As someone who has researched and written about the Mexican cartels and the futile “war on drugs” for coming on twenty years, I know how tough a subject it is. Mind-bending, soul-warping, heartbreaking, it challenges your intellect, your beliefs, your faith in humanity and God. No journalist or writer who has ever tackled it has emerged quite the same – and all too many have not survived at all, but been tortured, mutilated and killed on the orders of such as Joaquin Guzman. (I resist the cute sobriquet of “Chapo.“ He is not one of the Seven Dwarfs—not Dopey, or Sneezy or Bashful. He’s a mass murderer.)You can read Winslow’s full commentary here.
When I first heard that Penn had done an interview with Guzman, I was wondering what terms were demanded to grant that interview. Penn has a reputation of not shying away from controversy or hard, unpopular stances. I was hoping that he would ask Guzman questions that would matter.

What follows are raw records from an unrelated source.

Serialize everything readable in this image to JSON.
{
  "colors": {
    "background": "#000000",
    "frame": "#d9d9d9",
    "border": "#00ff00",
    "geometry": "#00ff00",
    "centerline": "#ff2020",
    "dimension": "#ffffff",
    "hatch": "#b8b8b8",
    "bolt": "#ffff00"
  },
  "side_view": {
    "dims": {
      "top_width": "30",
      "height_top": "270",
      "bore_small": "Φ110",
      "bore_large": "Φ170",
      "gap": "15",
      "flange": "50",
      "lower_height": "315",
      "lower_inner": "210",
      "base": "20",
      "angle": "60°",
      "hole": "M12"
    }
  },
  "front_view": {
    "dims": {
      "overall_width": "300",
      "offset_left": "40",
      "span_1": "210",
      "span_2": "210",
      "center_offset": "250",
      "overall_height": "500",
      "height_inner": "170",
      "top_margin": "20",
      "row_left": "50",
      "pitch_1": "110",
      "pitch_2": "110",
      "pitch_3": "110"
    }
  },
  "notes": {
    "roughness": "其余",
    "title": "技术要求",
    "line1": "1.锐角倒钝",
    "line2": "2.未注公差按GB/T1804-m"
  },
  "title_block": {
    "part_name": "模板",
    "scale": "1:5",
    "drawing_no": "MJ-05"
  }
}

Mr. Penn tells Charlie Rose that he considers the article a failure because it did not succeed in addressing his real issue—our policies of the “war on drugs.” But in an article of 10,500 words, the phrase “war on drugs” appears three times. It was not the purpose or focus of Penn’s horribly misguided piece.

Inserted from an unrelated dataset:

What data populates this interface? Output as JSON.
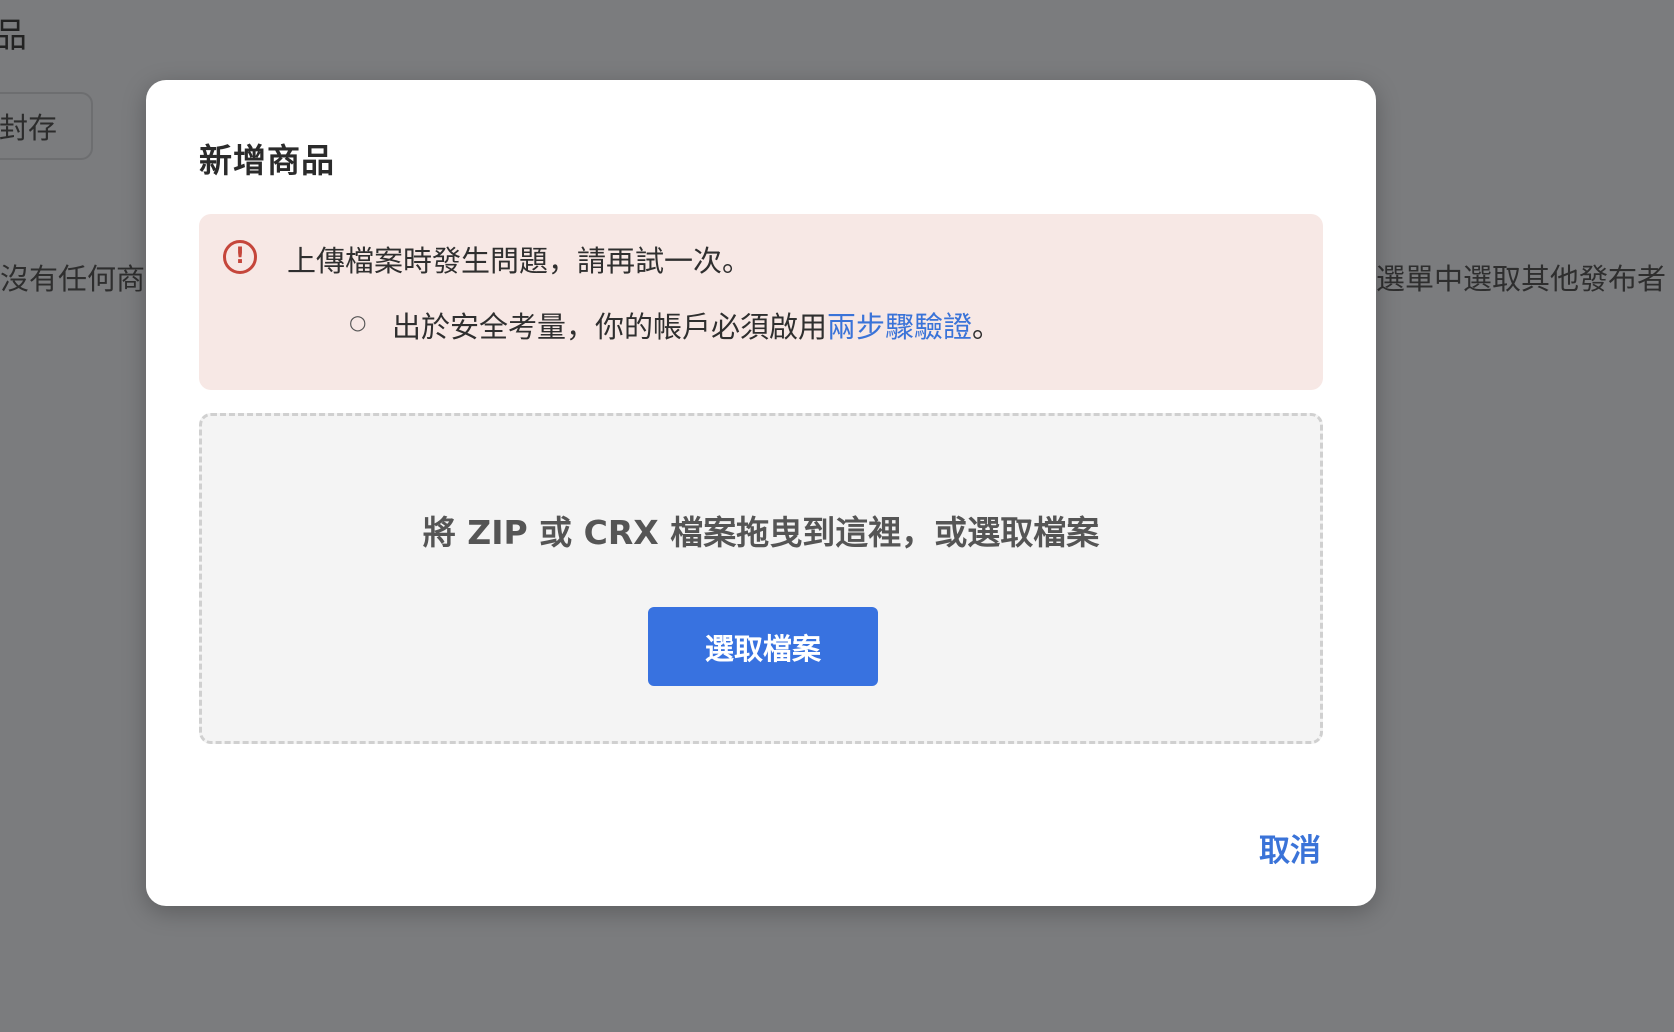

Penn’s article had nothing to do with the forty year, trillion dollar failure that is the “war on drugs”—it was instead a brutally simplistic and unfortunately sympathetic portrait of a mass murderer. Penn thought he had scored a journalistic coup—instead his interview was the by-product of Guzman’s infatuation with a soap-opera actress (Guzman didn’t even know who Penn was) and told the exact story that Guzman wanted—with line by line editorial approval courtesy of Penn and Rolling Stone.